Bottom line: Without enough omega-3s available to help control the inflammatory reaction created by the body’s response to cancer, inflammation continues to rage, further damaging cell DNA and prolonging an environment conducive to the cancer’s growth.
“The researchers are basically saying there’s so much omega-6 around that it gives the cancer tumor a chance to just take off, and I think that’s probably correct,” said analytical chemist Tom Brenna, a professor of pediatrics at Dell Medical School at the University of Texas at Austin, who was not involved in the new study.

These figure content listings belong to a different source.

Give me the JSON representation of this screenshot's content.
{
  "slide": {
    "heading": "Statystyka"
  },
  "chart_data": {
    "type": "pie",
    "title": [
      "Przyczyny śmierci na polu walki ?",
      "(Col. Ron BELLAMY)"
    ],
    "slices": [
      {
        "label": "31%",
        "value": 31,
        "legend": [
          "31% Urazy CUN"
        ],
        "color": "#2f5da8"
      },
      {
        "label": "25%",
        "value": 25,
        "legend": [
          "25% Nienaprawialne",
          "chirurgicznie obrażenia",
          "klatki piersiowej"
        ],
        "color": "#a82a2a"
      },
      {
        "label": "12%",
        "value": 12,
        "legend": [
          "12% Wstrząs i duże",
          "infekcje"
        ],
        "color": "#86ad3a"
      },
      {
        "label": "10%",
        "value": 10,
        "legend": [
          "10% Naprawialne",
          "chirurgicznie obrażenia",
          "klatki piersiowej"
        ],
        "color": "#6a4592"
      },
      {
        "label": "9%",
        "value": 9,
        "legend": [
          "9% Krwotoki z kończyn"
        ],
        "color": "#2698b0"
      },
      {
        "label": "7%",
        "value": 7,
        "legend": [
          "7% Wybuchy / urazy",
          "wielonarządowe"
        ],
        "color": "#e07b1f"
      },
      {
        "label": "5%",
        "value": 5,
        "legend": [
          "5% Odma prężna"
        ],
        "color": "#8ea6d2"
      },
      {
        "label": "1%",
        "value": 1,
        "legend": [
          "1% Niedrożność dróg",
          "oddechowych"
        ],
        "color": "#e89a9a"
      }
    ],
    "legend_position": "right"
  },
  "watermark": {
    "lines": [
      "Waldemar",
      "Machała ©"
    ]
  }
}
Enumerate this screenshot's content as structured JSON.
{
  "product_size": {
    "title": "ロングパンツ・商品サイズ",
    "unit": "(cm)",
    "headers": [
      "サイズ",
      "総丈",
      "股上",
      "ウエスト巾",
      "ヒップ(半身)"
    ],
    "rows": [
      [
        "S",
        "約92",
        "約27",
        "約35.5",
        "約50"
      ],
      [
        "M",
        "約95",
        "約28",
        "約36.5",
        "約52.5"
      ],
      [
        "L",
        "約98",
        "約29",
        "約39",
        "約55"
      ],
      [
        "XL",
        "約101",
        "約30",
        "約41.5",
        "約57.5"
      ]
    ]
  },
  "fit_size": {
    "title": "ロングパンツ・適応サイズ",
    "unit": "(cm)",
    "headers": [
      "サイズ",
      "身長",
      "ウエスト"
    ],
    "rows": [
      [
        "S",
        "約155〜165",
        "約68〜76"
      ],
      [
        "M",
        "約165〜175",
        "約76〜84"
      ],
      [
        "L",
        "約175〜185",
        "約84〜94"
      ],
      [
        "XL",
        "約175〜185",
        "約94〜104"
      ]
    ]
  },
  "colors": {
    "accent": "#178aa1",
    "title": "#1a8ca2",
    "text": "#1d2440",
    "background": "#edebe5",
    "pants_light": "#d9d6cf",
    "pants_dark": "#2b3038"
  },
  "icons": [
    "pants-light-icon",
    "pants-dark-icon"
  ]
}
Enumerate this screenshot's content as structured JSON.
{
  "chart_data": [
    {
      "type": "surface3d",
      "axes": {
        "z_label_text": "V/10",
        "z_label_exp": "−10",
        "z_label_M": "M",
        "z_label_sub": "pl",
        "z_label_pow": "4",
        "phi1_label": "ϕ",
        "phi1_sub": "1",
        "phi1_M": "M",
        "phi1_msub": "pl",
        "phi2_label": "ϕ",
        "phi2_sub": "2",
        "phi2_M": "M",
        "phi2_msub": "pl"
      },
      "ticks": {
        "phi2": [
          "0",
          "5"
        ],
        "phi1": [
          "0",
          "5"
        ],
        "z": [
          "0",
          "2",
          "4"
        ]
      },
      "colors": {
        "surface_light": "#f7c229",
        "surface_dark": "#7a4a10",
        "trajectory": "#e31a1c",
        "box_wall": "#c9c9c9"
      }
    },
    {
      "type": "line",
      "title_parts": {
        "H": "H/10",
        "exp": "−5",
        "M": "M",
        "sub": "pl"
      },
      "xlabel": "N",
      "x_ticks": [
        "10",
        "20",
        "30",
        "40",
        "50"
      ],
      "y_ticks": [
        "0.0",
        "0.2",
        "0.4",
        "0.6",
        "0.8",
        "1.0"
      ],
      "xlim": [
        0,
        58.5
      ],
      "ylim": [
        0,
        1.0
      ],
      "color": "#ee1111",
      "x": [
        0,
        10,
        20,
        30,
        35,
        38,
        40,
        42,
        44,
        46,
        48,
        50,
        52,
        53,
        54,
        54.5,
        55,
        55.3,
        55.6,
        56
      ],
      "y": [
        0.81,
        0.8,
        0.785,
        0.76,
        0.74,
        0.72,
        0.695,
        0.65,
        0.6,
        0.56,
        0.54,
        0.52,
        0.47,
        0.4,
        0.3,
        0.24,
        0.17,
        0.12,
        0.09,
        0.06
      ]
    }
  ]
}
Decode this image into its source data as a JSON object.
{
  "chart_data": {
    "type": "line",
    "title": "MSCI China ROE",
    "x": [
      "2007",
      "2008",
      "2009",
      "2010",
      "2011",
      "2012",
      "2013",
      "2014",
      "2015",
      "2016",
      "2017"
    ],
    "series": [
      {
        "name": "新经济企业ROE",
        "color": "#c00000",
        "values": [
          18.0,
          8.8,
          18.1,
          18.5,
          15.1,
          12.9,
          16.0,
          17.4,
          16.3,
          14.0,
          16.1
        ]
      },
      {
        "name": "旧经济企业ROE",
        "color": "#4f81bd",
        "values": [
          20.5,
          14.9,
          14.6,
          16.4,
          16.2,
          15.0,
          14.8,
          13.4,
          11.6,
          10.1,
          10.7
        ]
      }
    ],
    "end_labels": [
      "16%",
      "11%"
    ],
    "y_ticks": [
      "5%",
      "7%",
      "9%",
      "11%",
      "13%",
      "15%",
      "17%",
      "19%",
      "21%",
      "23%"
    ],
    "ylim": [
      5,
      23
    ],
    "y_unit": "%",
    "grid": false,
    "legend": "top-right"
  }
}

“As linoleic acid increases in the body, it decreases the amount of two omega-3s, EPA and DHA, in the body’s tissue,” Brenna said. “And Americans don’t get enough omega-3s as it is, so the implication of the study is that if a person has too much omega-6, they likely need to boost their omega-3 to counteract that impact.”
Boosting omega-3 in your diet
Try to obtain as many omega-3s from your diet as you can, experts say. The omega-3s EPA and DHA are found in fatty fish such as anchovies, salmon, mackerel, herring, sardines, sea bass, bluefin tuna and trout. Oysters and mussels are also good sources, according to the American Heart Association.
Eat two servings a week that are about 3 ounces, or about ¾ cup, of flaked fish, the AHA said. Some types of fish, typically larger species such as tuna, contain higher levels of mercury or other environmental contaminants so be sure to vary the types of seafood you eat to reduce risk.
Another important omega-3, alpha-linolenic acid or ALA, is found in nuts and seeds such as walnuts, flaxseeds and chia seeds — with ground flaxseeds and flaxseed oil providing the highest amounts, according to Harvard Medical School’s website. Try sprinkling ground flaxseed or chia seeds on granola and yogurt, and snack on small quantities of nuts during the day.
A good-quality fish oil supplement may also help. There can be side effects from supplementation, such as bad-smelling breath and sweat and headaches, as well as digestive issues such as heartburn, nausea or diarrhea, Harvard’s site stated.
Because omega-3s have anticoagulant effects, experts say it’s always best to check with your doctor before you start taking omega-3s (or any supplement). Suggested limits for various omega-3s vary by age and health conditions — another good reason to check with your doctor.